Already, Netflix has said it will spend $6 billion this year on buying up and producing exclusive and original Netflix programmin­g.

As part of its third-quarter results, Netflix said it will spend $7 billion to $8 billion on content next year and that it has $17 billion in “content commitment­s” on the books for the next several years.

Such spending levels are a matter of concern for some industry analysts who follow Netflix.

“I don’t think we are very far from a point where investors will start to lose patience with Netflix, and for good reason,” said Clement Thibault, of Investing. com. “Spending money is the easy part, but proving you can grow earnings and margins is an entirely different story.”

In addition to its subscriber figures, Netflix reported a third-quarter profit of 29 cents a share, on $2.99 billion in revenue, compared to a profit of 12 cents a share, on sales of $2.3 billion in the same period a year ago.

Wall Street analysts had forecast Netflix to earn 32 cents a share on $2.97 billion in revenue.

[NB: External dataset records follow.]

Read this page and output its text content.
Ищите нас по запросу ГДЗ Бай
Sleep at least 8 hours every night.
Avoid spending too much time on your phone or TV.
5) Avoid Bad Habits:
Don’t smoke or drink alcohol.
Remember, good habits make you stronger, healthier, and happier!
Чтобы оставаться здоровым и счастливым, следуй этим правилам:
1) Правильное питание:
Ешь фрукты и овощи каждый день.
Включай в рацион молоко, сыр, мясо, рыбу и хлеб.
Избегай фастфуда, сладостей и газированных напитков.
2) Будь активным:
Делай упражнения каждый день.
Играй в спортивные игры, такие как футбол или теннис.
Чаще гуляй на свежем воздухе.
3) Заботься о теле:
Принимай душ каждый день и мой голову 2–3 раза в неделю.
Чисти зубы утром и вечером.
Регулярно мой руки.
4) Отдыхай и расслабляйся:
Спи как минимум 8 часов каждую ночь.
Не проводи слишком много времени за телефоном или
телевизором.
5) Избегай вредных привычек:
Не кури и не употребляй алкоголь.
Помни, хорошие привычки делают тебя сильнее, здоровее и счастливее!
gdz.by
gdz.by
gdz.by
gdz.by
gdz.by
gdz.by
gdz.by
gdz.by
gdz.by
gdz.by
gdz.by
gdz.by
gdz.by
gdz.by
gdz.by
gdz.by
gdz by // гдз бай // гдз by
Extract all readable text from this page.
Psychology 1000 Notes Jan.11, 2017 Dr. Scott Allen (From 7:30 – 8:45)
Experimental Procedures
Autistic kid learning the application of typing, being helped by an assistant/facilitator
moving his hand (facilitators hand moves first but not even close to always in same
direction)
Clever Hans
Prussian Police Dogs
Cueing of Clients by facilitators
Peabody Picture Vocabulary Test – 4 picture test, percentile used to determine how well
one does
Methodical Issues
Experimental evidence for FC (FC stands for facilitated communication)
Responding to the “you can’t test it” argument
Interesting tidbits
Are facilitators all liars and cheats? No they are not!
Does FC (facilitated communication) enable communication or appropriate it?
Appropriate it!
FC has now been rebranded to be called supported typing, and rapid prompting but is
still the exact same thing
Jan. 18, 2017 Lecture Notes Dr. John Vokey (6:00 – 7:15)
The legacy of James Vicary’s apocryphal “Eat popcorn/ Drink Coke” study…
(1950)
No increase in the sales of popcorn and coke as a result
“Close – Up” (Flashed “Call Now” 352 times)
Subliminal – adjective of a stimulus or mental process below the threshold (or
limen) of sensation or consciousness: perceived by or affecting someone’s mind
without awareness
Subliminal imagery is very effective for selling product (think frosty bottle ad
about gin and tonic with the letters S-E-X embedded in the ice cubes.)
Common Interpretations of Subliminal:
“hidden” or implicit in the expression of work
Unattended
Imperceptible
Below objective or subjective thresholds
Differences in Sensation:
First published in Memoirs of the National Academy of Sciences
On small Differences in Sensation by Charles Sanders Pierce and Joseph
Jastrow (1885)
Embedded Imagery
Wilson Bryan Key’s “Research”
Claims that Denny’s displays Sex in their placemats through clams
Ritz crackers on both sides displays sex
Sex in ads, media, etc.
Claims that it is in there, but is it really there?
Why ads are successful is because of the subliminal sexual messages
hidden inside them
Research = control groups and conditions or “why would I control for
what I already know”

“It was a good quarter; not much surprising,” Pachter said. “I’m cynical about their earnings because their content spending keeps going up. But, overall, the results and outlook look reasonable.”

For its fourth quarter, Netflix said it expects to earn 41 cents a share, on $3.27 billion in revenue.

The company also forecast a gain of 6.3 million new subscriber­s for the quarter that ends in December.